Housing Bubble

http://www.nytimes.com/2008/03/02/business/02view.html

“How a Bubble Stayed Under the Radar”

–New York Times 

 

If the price of a good drastically strays from its inherent value, while buyers are buying and sellers are selling at considerably high levels, the market is most likely experiencing an economic bubble. This behavior is no different from the recent housing bubble, in which the market’s buyers ignored their personal intuition to buy houses at prices too high. So, why do otherwise rational people make these irrational decisions? “Were all these people stupid? It can’t be.”

This seemingly irrational behavior can best be attributed to an information cascade. When someone is entirely surrounded by people buying real estate, the temptation to comply with herd behavior sways that person to disregard their better judgment to purchase a house too. The herd behavior of the housing market’s buyers and sellers fueled this economic bubble, resulting in damaging effects.  This housing bubble led to extremely detrimental effects, with the personal consequence of a poor investment and the large-scale consequence of a misallocation of resources.
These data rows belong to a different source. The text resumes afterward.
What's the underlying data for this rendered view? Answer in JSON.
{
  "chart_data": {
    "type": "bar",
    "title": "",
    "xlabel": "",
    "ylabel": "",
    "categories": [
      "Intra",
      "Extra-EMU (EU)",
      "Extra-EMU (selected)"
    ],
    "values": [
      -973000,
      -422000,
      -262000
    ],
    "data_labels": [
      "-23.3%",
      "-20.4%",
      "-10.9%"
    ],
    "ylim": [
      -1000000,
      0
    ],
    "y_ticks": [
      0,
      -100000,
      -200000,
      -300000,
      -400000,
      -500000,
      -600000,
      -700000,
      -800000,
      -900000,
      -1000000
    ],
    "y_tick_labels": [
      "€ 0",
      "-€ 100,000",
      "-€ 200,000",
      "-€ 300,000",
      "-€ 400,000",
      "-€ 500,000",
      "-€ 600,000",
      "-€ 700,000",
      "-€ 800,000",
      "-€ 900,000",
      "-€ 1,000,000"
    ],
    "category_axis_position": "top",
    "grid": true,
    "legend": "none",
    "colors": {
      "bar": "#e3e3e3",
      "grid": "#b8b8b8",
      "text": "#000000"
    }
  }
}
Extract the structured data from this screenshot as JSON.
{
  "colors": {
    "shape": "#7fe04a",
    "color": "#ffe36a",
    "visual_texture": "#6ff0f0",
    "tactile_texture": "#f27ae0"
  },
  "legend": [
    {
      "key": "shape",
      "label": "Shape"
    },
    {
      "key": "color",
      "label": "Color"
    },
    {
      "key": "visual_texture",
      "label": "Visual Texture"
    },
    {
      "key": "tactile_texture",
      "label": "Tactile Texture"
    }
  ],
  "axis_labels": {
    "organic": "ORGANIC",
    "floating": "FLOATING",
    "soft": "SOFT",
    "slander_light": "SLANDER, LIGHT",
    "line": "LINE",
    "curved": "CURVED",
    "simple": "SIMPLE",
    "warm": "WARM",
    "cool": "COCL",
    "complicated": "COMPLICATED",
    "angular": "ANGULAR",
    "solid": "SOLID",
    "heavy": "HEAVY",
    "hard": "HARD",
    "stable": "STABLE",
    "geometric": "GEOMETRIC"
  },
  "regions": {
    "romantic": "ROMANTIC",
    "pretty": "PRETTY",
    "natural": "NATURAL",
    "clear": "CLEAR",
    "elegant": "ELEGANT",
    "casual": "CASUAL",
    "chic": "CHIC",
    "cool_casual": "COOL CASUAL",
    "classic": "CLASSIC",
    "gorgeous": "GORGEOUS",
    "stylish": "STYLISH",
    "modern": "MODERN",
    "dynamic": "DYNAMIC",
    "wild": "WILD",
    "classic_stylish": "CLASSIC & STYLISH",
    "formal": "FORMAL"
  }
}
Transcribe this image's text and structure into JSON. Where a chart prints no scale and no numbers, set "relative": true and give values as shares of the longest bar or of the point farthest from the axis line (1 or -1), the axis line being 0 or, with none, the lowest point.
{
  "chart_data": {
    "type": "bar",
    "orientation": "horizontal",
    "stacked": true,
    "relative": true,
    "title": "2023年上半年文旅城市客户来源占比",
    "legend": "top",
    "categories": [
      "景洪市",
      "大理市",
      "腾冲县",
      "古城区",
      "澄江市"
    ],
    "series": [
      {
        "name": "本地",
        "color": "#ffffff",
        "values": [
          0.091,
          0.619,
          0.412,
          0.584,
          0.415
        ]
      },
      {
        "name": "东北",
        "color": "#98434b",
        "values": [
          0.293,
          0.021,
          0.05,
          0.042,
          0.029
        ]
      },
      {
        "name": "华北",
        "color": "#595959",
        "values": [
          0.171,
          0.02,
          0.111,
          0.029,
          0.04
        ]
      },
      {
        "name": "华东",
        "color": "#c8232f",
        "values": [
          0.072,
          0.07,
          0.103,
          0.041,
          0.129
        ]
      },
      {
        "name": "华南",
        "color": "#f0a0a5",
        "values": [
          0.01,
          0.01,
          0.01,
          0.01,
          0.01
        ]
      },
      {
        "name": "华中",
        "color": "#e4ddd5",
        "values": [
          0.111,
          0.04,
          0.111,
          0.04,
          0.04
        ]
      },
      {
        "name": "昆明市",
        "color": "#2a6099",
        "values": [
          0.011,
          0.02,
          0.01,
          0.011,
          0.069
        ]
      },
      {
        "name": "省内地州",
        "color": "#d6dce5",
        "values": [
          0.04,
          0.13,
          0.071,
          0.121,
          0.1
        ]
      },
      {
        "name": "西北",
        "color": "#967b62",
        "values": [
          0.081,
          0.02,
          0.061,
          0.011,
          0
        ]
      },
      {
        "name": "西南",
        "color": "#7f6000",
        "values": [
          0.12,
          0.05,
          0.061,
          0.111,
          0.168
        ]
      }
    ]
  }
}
According to Robert J. Shiller of the New York Times, the most harmful force driving this housing bubble was the weakness of the information that prompted the cascade. “The information obtained by any individual – even one as well-placed as the chairman of the Federal Reserve – is bound to be incomplete.” The information prompting a cascade, undoubtedly incomplete, begins the informational cascade; with the decision are made individually and sequentially, if one person makes the wrong decision, all of the following people in the information cascade will follow. And so, the recent housing bubble burst out of control, with each person blindly basing his or her decision on the actions of others.